Hardening: The Solution to Wilting Plants

First-time growers have lots of questions about how to get started with planting. And that's great!

We prefer that you ask these questions rather than assume you already know what to do. Then, when the plant dies, you tell yourself that you don't have a "green thumb" and swear never to plant again.

We're here to help.

Did you notice the image above this post? Where the plants are "bowing" and not growing straight? That is called wilting. And you don't want that to happen to your plants. We'll get to this more below. 

Has this ever happen to you?

If you’re new to urban gardening, there’s a chance that the same thing happened to you.

What is Hardening?

Hardening is exposing your seedlings to the sun and other forces of nature in small amounts. This allows them to adapt to their surroundings.

It's like a human baby. You don't leave your baby under the sun for too long. That's why the practice in the Philippines is to take them out early morning when the heat is not to strong. You make sure they drink their milk and water. You don't wait days before feeding them.

The same goes with plants, especially seedlings. They are still babies.

The Main Benefit of Hardening

The main benefit of hardening off your plants is to make sure they adapt to their surroundings.

That's pretty much it.

They will grow healthier. And, you avoid the 3 common problems first-time growers experience (which we'll get to below).

3 Common Problems When You Don’t Harden Off Your Plants

When you don't harden off your plants, you run the risk of:

  • Wilting. This means the plant loses its rigidity. In non-technical terms, you will see your plant bowing and most of the times lanky, instead of growing straight. This can happen from both too much sun or lack of sun. 
  • Burning. You'll know because you'll see the edge of the leaves turn brown / yellow. It's as if you placed a paper on fire starting on the edge.
  • Dying. If you are not careful, your plants can die.

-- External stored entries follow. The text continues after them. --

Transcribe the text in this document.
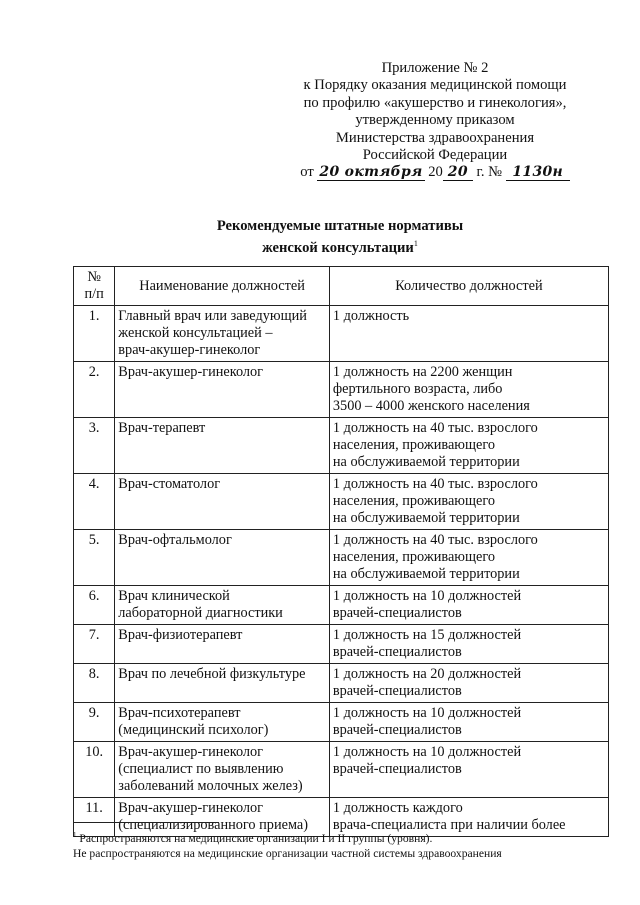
Приложение № 2
к Порядку оказания медицинской помощи
по профилю «акушерство и гинекология»,
утвержденному приказом
Министерства здравоохранения
Российской Федерации
от 20 октября 20 20 г. № 1130н
Рекомендуемые штатные нормативы
женской консультации$^1$
№
п/п	Наименование должностей	Количество должностей
1.	Главный врач или заведующий
женской консультацией –
врач-акушер-гинеколог	1 должность
2.	Врач-акушер-гинеколог	1 должность на 2200 женщин
фертильного возраста, либо
3500 – 4000 женского населения
3.	Врач-терапевт	1 должность на 40 тыс. взрослого
населения, проживающего
на обслуживаемой территории
4.	Врач-стоматолог	1 должность на 40 тыс. взрослого
населения, проживающего
на обслуживаемой территории
5.	Врач-офтальмолог	1 должность на 40 тыс. взрослого
населения, проживающего
на обслуживаемой территории
6.	Врач клинической
лабораторной диагностики	1 должность на 10 должностей
врачей-специалистов
7.	Врач-физиотерапевт	1 должность на 15 должностей
врачей-специалистов
8.	Врач по лечебной физкультуре	1 должность на 20 должностей
врачей-специалистов
9.	Врач-психотерапевт
(медицинский психолог)	1 должность на 10 должностей
врачей-специалистов
10.	Врач-акушер-гинеколог
(специалист по выявлению
заболеваний молочных желез)	1 должность на 10 должностей
врачей-специалистов
11.	Врач-акушер-гинеколог
(специализированного приема)	1 должность каждого
врача-специалиста при наличии более
$^1$ Распространяются на медицинские организации I и II группы (уровня).
Не распространяются на медицинские организации частной системы здравоохранения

How to Harden Off Your Plants

There are a lot of ways to go about this, but the easiest one is to harden off the plants for a duration of at least 7 days.

But before that, there are a few things we need to clarify first:

  • The plant has to be in a pot. This can be our coconut husk pots or other pots. The key point here is that it has to be movable. 
  • Outside area means the "permanent" place you will put your plant when they're fully grown where there is sunlight and access to water. 
  • Remember that when you first sowed the seeds, you don't need the sun. You actually need moisture more. That is why we recommend storing your newly sowed seeds indoors, under your bed, or the basement if you have one.

Here's how you do it:

  • Make sure the plant has its true leaves already.
  • On day 1, move the seedling outside (garden, open area, balcony)  for one hour. After one hour, take them back inside.
  • On day 2, move the seedling to the outside area for two hours. After the two hours, take them back inside again.
  • Repeat until you reach 7 hours or a full week. If you want, do this until you reach 10 hours. That's 10 full days. 

That's pretty much it. This is a technique our farmers use in provinces harden off their plants.

Please note that I didn't include the things that you should also do to keep your plants healthy. One of which is to water them twice daily. 

Finally, this isn't a hard and fast rule. If it is scorching hot, you might want to stick to 2 hours a day for 3 straight days, before leaving them for 3 hours. The point is to introduce your plants to the elements slowly.